The allocation for the Price Support Scheme-Market Intervention Scheme is Rs 1500 crores this year, while the actual expenditure last year was Rs 3596 crores. These amounts are paltry compared to anywhere between Rs 50,000 to 75,000 crores which is the estimated shortfall between MSP and the actual price obtained by the farmers in the markets nationwide.
In most of the important schemes for farmers, the performance has been disappointing and there is no sign of improvement. Many states have withdrawn from the flagship Pradhan Mantri Fasal Bima Yojana (PMFBY) including the pradhan mantri’s own state of Gujarat and many major states such as West Bengal, Telangana, Andhra Pradesh and Tamil Nadu. The PM-KISAN scheme was declared to begin with 12 crore farmers and expand coverage to 15 crore farmers. Even after three years, it has only reached 11 crore farmers with an allocation of Rs 68,000 crores. The PM-Krishi Sinchai Yojana had an allocation of Rs 4000 crores in 2021-22 but had an expenditure of only Rs 2000 crores. Now it has been subsumed under an expanded umbrella of RKVY. The RKVY scheme itself had an allocation of Rs 3712 crore last year out of which only Rs 2000 crores were spent.
On the whole, this budget has shown that the government does not care about the welfare of farmers.
SKM denounces this anti-farmer budget, and calls upon the farmers of the country to prepare for another massive struggle for the minimum support price and other burning issues.
Kerala Government
Kerala chief minister, Pinarayi Vijayan said that the union budget 22-23 does not provide the expected relief to the various sectors facing a crisis due to the Covid pandemic. He said that the allocation for the MNREGA for 2022-23 is Rs 73,000 crore, which is Rs 25,000 crore less than the revised estimate for 2021-22. During the Covid period, an amount of Rs 39,000 crore was earmarked for vaccination but now only Rs 5,000 crore has been allocated. Overall, there has been a nominal increase of 4.63 per cent only in the total expenditure of the central government, he said.
Vijayan added that the move to cut down the food subsidies by 28 per cent would result in the weakening of the country's public distribution system.

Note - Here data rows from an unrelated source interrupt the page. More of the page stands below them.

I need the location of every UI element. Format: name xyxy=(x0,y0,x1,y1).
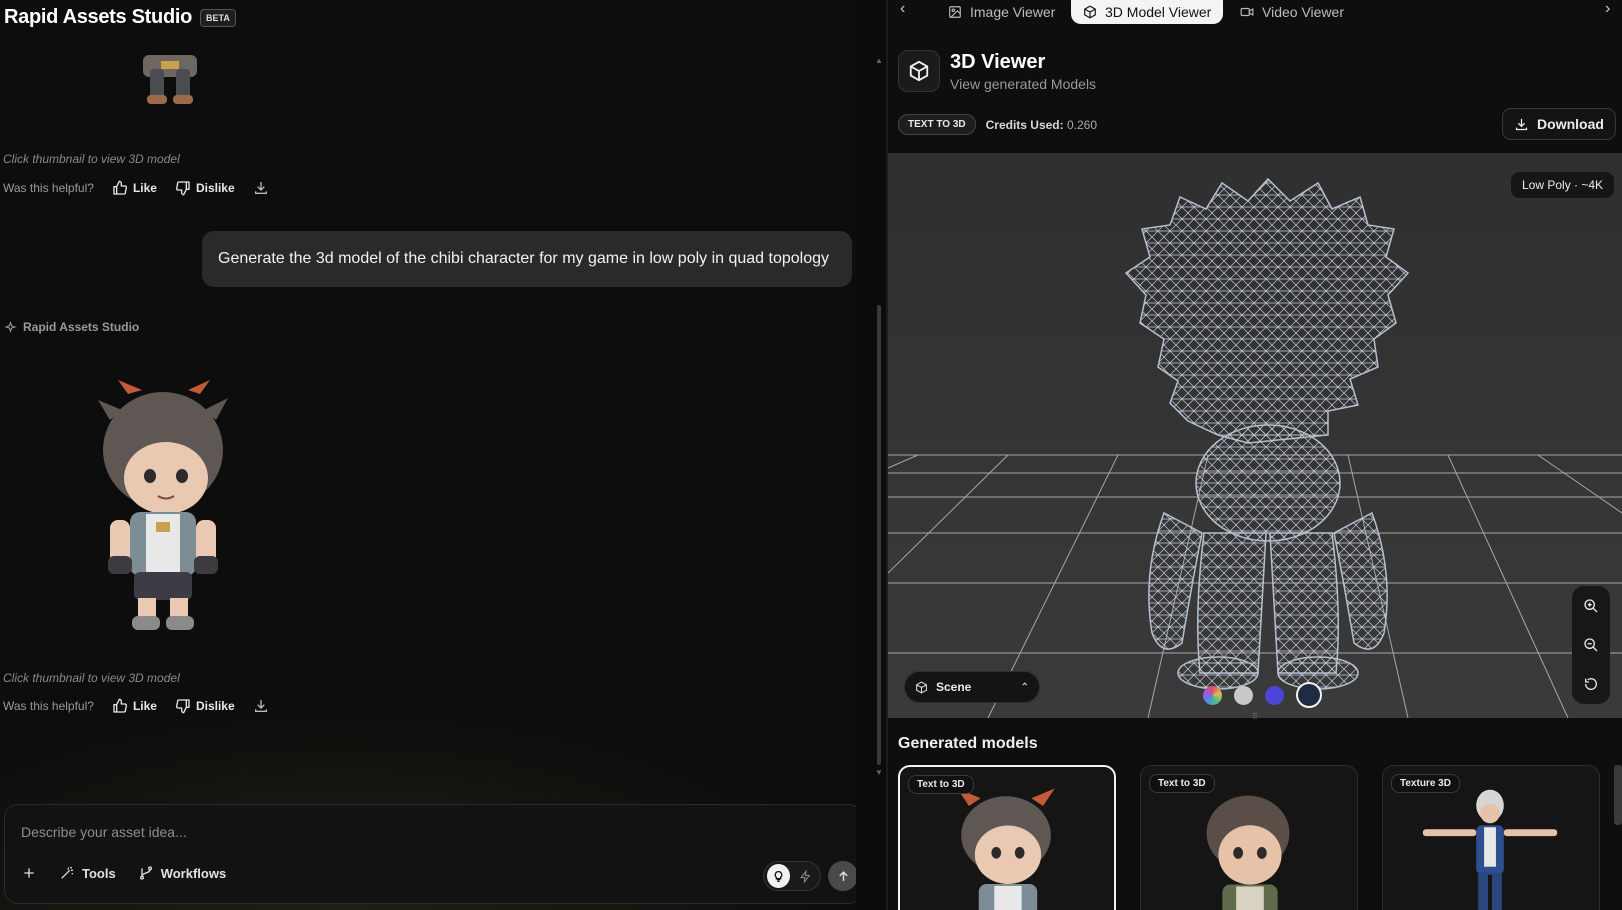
credits-used: Credits Used: 0.260 xyxy=(985,117,1098,132)
thumbnail-caption-1: Click thumbnail to view 3D model xyxy=(3,152,180,166)
generated-model-card[interactable]: Text to 3D xyxy=(898,765,1116,910)
prompt-input[interactable] xyxy=(19,817,719,847)
brand-header: Rapid Assets Studio BETA xyxy=(4,6,236,29)
zoom-controls xyxy=(1572,586,1610,704)
branch-icon xyxy=(139,866,152,880)
download-button[interactable]: Download xyxy=(1502,108,1616,140)
tools-button[interactable]: Tools xyxy=(59,865,116,881)
chevron-left-icon[interactable]: ‹ xyxy=(900,0,905,18)
feedback-row-1: Was this helpful? Like Dislike xyxy=(3,180,269,196)
viewer-tabs: ‹ Image Viewer 3D Model Viewer Video Vie… xyxy=(888,0,1622,24)
mode-toggle[interactable] xyxy=(763,861,821,891)
dislike-label: Dislike xyxy=(195,181,235,195)
model-thumbnail-2[interactable] xyxy=(88,380,238,636)
3d-viewport[interactable]: Low Poly · ~4K Scene ⌃ xyxy=(888,153,1622,718)
like-button[interactable]: Like xyxy=(112,698,157,714)
chevron-right-icon[interactable]: › xyxy=(1605,0,1610,18)
generated-model-card[interactable]: Text to 3D xyxy=(1140,765,1358,910)
render-mode-swatches xyxy=(1203,682,1322,708)
assistant-name: Rapid Assets Studio xyxy=(23,320,140,334)
assistant-label: Rapid Assets Studio xyxy=(4,320,139,334)
cube-icon xyxy=(898,50,940,92)
scroll-up-arrow[interactable]: ▲ xyxy=(875,56,883,65)
generated-models-title: Generated models xyxy=(898,735,1038,752)
swatch-clay[interactable] xyxy=(1234,685,1253,705)
lightbulb-icon[interactable] xyxy=(767,864,790,888)
thumbs-down-icon xyxy=(175,699,190,714)
dislike-button[interactable]: Dislike xyxy=(175,698,235,714)
workflows-label: Workflows xyxy=(160,865,227,881)
download-icon[interactable] xyxy=(253,180,269,196)
card-tag: Texture 3D xyxy=(1391,774,1460,793)
model-thumbnail-1[interactable] xyxy=(125,55,215,107)
chat-panel: Rapid Assets Studio BETA Click thumbnail… xyxy=(0,0,856,910)
feedback-question: Was this helpful? xyxy=(3,699,94,713)
scroll-down-arrow[interactable]: ▼ xyxy=(875,768,883,777)
cube-icon xyxy=(916,680,927,694)
cube-icon xyxy=(1084,5,1096,19)
swatch-normal[interactable] xyxy=(1265,685,1284,705)
viewer-panel: ‹ Image Viewer 3D Model Viewer Video Vie… xyxy=(888,0,1622,910)
cards-scroll-edge[interactable] xyxy=(1614,765,1622,825)
beta-badge: BETA xyxy=(200,8,236,27)
generated-models-list: Text to 3D Text to 3D Texture 3D xyxy=(898,765,1600,910)
thumbs-up-icon xyxy=(113,180,127,195)
swatch-color[interactable] xyxy=(1203,685,1222,705)
user-message-bubble: Generate the 3d model of the chibi chara… xyxy=(202,231,852,287)
card-tag: Text to 3D xyxy=(908,775,974,794)
zoom-out-icon[interactable] xyxy=(1583,637,1599,653)
scene-dropdown[interactable]: Scene ⌃ xyxy=(904,671,1040,703)
composer-toolbar: Tools Workflows xyxy=(21,865,226,881)
dislike-button[interactable]: Dislike xyxy=(175,180,235,196)
scene-label: Scene xyxy=(936,680,972,694)
video-icon xyxy=(1240,7,1254,17)
mode-badge: TEXT TO 3D xyxy=(898,114,976,135)
download-icon[interactable] xyxy=(253,698,269,714)
thumbs-down-icon xyxy=(175,181,190,196)
plus-icon[interactable] xyxy=(21,865,37,881)
tab-image-viewer[interactable]: Image Viewer xyxy=(948,0,1055,24)
feedback-row-2: Was this helpful? Like Dislike xyxy=(3,698,269,714)
arrow-up-icon xyxy=(838,870,848,881)
like-label: Like xyxy=(132,699,157,713)
wireframe-model[interactable] xyxy=(888,153,1622,718)
reset-view-icon[interactable] xyxy=(1583,676,1599,692)
workflows-button[interactable]: Workflows xyxy=(138,865,227,881)
viewer-subtitle: View generated Models xyxy=(950,75,1097,92)
image-icon xyxy=(949,6,961,18)
thumbnail-caption-2: Click thumbnail to view 3D model xyxy=(3,671,180,685)
chat-scrollbar[interactable] xyxy=(877,305,881,765)
swatch-wireframe[interactable] xyxy=(1296,682,1322,708)
lightning-icon[interactable] xyxy=(794,864,817,888)
tab-video-viewer[interactable]: Video Viewer xyxy=(1240,0,1344,24)
card-tag: Text to 3D xyxy=(1149,774,1215,793)
app-title: Rapid Assets Studio xyxy=(4,6,193,28)
zoom-in-icon[interactable] xyxy=(1583,598,1599,614)
like-button[interactable]: Like xyxy=(112,180,157,196)
poly-count-badge: Low Poly · ~4K xyxy=(1510,171,1616,199)
chevron-up-icon: ⌃ xyxy=(1020,681,1029,693)
viewer-meta: TEXT TO 3D Credits Used: 0.260 xyxy=(898,114,1097,135)
thumbs-up-icon xyxy=(113,698,127,713)
tools-label: Tools xyxy=(82,865,116,881)
resize-grip[interactable]: ⠿ xyxy=(1252,712,1258,721)
viewer-header: 3D Viewer View generated Models xyxy=(898,50,1096,92)
dislike-label: Dislike xyxy=(195,699,235,713)
viewer-title: 3D Viewer xyxy=(950,50,1046,73)
feedback-question: Was this helpful? xyxy=(3,181,94,195)
tab-3d-model-viewer[interactable]: 3D Model Viewer xyxy=(1071,0,1224,24)
send-button[interactable] xyxy=(828,861,856,891)
composer: Tools Workflows xyxy=(4,804,856,904)
generated-model-card[interactable]: Texture 3D xyxy=(1382,765,1600,910)
download-icon xyxy=(1515,118,1528,130)
magic-wand-icon xyxy=(61,866,73,879)
like-label: Like xyxy=(132,181,157,195)
sparkle-icon xyxy=(4,320,17,333)
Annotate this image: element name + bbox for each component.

The reduction of 25 per cent in fertiliser subsidy is a major issue affecting our agriculture sector. Making the tax share of the cooperative sector at par with that of the corporates is not something that will help the cooperative sector in any way. The fact that the amount set aside for rural development is less than the allocation for last year will also create problems for rural development, he said.
Kerala's perpetual demand for sanctioning an AIIMS has been ignored. The need for a separate railway zone has also met a similar fate. It may be noted that the fund allocation for Central Public Sector Undertakings in Kerala is inadequate to the needs. The proposed semi-high-speed K-Rail project is also not mentioned in the budget, the chief minister said.
The demand of the states to extend the GST compensation for another five years was not considered. Similarly, the budget has not accepted the state’s demand to hike the credit limit to 5 per cent. The reduction in the amount set aside to cover the revenue deficits of the states will also put severe pressure on the financial position of the states.